I've found more than one article about bike fitting. You want the seat as high as possible without straightening your leg so far that you rock your pelvis forward. That's usually the height from which you can just reach the bottom pedal with your heel. Then you check the fore-and-aft position by assuming your riding position with the ball of your foot on the forward level pedal (3 or 9 o'clock, depending on how you view it). A plumb line should show that the end of your knee is above the spindle.

With a laser plumb line, that's exactly what I got with a layback seat on my Radrunner. The Evryjourney also gives me that position. I imagine that's true of your Sagres.
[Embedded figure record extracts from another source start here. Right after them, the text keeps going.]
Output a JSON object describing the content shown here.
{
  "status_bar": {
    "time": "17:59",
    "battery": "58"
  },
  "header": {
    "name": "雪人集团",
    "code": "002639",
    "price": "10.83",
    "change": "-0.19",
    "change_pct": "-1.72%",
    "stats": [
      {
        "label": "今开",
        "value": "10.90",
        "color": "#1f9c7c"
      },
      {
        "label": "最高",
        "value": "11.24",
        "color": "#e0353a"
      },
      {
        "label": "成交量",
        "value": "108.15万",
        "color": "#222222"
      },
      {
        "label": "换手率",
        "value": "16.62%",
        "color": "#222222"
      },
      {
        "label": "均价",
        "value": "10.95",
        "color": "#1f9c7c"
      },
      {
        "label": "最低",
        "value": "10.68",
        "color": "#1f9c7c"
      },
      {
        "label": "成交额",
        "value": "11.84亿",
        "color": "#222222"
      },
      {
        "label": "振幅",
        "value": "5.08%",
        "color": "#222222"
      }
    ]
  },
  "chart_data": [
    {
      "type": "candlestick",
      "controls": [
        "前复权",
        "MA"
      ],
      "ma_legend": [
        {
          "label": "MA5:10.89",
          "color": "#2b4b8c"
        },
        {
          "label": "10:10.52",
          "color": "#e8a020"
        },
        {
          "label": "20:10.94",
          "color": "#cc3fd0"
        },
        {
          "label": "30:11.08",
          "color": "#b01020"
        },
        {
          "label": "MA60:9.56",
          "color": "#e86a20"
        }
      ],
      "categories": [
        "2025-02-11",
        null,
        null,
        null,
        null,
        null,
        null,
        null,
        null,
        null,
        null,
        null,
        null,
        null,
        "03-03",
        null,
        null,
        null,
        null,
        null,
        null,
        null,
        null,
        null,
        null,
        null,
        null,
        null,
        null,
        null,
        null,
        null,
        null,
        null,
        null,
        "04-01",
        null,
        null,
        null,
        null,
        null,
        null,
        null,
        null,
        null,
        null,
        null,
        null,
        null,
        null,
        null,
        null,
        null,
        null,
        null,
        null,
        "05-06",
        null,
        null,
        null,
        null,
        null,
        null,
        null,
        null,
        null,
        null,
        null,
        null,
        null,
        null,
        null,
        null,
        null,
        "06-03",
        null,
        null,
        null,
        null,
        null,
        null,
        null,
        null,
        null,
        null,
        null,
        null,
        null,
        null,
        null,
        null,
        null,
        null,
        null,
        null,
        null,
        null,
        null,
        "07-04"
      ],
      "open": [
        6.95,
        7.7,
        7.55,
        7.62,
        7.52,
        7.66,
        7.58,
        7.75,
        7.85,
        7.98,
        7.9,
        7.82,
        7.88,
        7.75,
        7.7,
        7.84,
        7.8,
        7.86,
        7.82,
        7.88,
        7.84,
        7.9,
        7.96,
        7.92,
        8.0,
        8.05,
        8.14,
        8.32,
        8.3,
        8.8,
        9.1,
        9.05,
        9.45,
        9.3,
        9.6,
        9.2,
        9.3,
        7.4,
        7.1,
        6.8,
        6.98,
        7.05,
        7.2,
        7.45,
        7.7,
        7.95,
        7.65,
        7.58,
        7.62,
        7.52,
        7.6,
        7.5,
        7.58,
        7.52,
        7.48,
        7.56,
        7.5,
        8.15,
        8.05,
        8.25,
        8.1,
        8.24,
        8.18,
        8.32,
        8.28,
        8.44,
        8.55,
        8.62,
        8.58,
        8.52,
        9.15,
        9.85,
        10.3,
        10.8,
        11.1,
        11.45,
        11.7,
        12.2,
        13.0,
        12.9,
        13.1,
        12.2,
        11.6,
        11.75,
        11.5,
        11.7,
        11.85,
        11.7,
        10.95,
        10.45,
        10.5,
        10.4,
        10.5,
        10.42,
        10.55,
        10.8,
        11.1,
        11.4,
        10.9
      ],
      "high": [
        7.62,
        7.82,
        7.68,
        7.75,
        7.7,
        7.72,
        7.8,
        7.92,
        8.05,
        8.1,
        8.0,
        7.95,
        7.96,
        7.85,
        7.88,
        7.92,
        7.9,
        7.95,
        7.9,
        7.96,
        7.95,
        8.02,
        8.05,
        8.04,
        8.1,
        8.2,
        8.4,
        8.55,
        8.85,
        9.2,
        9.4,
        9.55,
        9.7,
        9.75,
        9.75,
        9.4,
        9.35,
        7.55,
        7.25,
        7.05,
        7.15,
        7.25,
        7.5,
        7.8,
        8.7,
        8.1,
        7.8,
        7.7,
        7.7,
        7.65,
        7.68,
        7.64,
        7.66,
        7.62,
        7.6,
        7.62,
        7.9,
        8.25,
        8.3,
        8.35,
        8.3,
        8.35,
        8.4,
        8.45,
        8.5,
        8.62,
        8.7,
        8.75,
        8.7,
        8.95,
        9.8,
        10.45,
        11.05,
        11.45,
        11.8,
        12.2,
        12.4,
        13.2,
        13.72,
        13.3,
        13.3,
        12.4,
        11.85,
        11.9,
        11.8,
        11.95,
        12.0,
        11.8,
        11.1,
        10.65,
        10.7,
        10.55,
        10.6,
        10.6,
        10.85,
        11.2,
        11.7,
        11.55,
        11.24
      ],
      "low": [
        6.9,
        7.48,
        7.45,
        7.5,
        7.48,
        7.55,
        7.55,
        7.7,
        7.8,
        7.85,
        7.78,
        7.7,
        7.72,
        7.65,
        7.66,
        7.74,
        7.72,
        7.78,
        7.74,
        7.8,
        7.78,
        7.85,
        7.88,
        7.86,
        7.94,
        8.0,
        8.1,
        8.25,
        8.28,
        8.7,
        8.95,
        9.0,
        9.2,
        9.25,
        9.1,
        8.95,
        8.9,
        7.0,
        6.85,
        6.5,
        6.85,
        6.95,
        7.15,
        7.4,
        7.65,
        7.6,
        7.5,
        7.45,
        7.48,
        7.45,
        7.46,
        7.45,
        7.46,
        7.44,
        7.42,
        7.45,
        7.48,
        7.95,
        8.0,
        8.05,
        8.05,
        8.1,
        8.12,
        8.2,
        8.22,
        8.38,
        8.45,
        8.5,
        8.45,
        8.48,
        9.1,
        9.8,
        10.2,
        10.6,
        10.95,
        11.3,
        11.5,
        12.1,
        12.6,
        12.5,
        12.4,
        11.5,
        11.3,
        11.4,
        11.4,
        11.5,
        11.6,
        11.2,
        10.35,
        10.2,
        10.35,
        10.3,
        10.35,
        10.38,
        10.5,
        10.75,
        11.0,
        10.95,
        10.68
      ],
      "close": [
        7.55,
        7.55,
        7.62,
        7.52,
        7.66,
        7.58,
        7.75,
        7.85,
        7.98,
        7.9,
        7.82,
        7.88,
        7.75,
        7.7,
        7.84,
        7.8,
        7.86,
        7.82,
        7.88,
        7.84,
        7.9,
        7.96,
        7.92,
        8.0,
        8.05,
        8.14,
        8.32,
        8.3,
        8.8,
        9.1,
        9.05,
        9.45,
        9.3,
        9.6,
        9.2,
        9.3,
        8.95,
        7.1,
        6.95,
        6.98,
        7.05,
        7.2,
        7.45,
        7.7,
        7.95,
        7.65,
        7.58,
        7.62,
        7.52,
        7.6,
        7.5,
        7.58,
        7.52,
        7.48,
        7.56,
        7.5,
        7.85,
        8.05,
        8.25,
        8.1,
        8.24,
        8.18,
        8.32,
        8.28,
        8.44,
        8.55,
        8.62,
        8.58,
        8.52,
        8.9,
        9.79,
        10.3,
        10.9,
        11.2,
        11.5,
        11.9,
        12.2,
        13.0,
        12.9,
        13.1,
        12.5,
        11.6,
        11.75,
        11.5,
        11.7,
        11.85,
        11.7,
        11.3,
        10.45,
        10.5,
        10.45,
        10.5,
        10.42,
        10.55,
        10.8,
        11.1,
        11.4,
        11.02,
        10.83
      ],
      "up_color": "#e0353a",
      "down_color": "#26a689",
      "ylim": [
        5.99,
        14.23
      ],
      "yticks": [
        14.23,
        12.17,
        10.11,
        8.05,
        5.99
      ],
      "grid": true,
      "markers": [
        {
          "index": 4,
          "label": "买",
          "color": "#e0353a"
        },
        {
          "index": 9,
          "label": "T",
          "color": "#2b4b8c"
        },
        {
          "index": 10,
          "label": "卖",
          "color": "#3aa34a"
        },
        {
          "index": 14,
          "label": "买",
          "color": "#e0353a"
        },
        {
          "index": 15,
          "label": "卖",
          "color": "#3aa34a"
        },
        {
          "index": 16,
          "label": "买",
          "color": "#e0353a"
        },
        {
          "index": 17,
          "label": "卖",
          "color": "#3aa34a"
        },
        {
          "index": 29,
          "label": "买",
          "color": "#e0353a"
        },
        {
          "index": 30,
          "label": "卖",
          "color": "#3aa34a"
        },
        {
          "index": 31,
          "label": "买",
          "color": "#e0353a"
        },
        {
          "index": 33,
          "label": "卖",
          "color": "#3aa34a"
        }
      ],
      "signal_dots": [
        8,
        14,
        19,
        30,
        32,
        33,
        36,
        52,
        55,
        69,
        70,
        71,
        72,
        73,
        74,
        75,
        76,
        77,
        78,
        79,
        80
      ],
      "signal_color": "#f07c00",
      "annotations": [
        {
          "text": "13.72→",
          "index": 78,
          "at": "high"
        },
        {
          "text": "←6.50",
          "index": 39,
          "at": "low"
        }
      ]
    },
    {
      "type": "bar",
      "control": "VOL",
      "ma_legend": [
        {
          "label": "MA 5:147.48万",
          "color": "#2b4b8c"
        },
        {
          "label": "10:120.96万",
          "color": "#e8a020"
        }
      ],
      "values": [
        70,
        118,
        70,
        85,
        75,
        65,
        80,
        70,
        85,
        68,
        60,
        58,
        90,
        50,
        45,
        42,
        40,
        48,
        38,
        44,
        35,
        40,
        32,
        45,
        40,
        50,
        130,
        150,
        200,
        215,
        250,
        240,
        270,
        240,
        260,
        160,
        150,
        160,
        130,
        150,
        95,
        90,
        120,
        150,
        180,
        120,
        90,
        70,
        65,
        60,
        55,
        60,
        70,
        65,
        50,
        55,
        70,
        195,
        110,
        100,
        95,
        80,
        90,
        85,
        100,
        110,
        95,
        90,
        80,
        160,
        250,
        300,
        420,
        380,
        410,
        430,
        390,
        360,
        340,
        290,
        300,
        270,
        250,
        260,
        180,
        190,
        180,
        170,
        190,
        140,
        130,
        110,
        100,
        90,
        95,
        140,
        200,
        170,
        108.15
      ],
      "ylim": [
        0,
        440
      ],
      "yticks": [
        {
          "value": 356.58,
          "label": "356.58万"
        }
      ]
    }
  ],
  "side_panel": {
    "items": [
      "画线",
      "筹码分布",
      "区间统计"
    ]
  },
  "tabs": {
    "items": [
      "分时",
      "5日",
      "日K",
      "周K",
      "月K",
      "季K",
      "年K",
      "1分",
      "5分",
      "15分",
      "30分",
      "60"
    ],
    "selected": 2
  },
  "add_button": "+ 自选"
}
I was in first grade when I began putting in miles on a Jackson. Later, I rode a similar Huffy Sportsman what was also in the family. I was 14 by the time I had $20 to buy my own decrepit looking Jackson, which had cost $10 new. When I got home, my homicidal brother deliberately hit the back of my front wheel with a basketball. I was probably going 10 mph, in high gear. One might have expected the wheel to veer out from under me, and I would be thrown headlong. My riding position was so stable that the wheel didn't deviate noticeably. However, the decrepit fender crumpled, locking the wheel and causing the bike to go end over end. Because of my stable relationship to the bars, as they went down, I could somersault over them, landing neatly on my feet. I like a bike that handles that way!

I guess I leaned forward about 25 degrees, similar to the position on British and German motorcycles in those days. It didn't reduce air drag much. Nowadays there are flat bars with prongs out front so the rider can choose between stability-comfort and low drag.